Asteroid (488490) 2000 AF205 passed by the Earth at a distance of about 12 849 000 km (33.5 times the average distance between the Earth and the Moon, or 8.59% of the distance between the Earth and the Sun), slightly after 4.45 am GMT on Friday 18 December 2020. There was no danger of the asteroid hitting us, though were it to do so it would not have presented a significant threat. (488490) 2000 AF205 has an estimated equivalent diameter of 86-270 m (i.e. it is estimated that a spherical object with the same volume would be 86-270 m in diameter), and an object at the upper end of this range would be predicted to be capable of passing through the Earth's atmosphere relatively intact, impacting the ground directly with an explosion that would be about 45 000 times as powerful as the Hiroshima bomb. Such an impact would result in an impact crater roughly 4 km in diameter and devastation on a global scale, as well as climatic effects that would last years or even decades.

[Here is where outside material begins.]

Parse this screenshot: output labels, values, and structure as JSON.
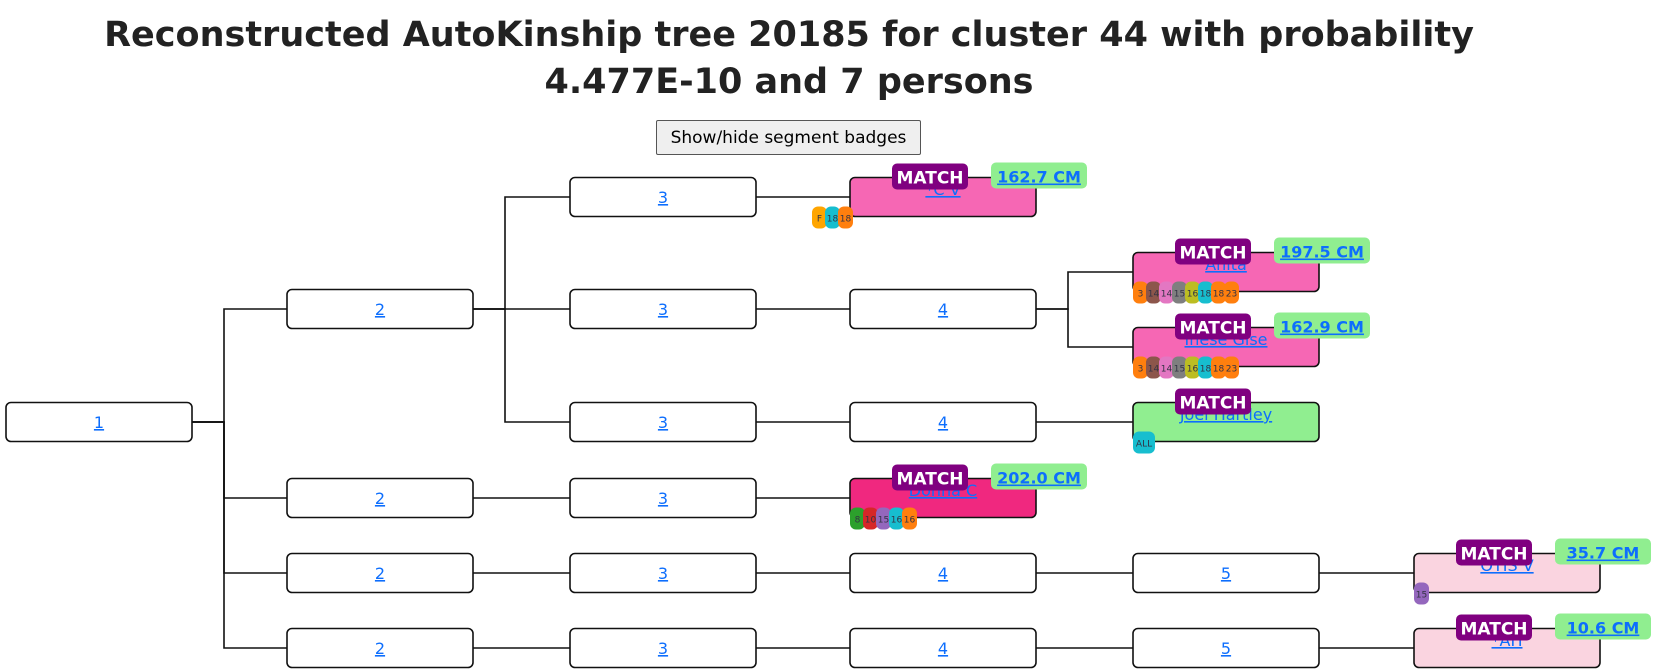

(488490) 2000 AF205 was discovered on 8 January 2000 by the Massachusetts Institute of Technology's Lincoln Near Earth Asteroid Research Laboratory in Socorro, New Mexico. The designation 2000 AF205 implies that it was the 5031st asteroid (asteroid F205 -
in numbering asteroids the letters A-Y, excluding I, are assigned
numbers from 1 to 25, with a number added to the end each time the
alphabet is ended, so that A = 1, A1 = 26, A2 = 51, etc., which means that F205 = (25 X 205) + 6 = 5031) discovered in the first half of January 2000
(period 2000 A - the
year being split into 24 half-months represented by the letters A-Y, with I being excluded), while
the designation 488490 implies that it was 488 490th asteroid ever
discovered (asteroids are not given this longer designation immediately
to avoid naming double or false sightings).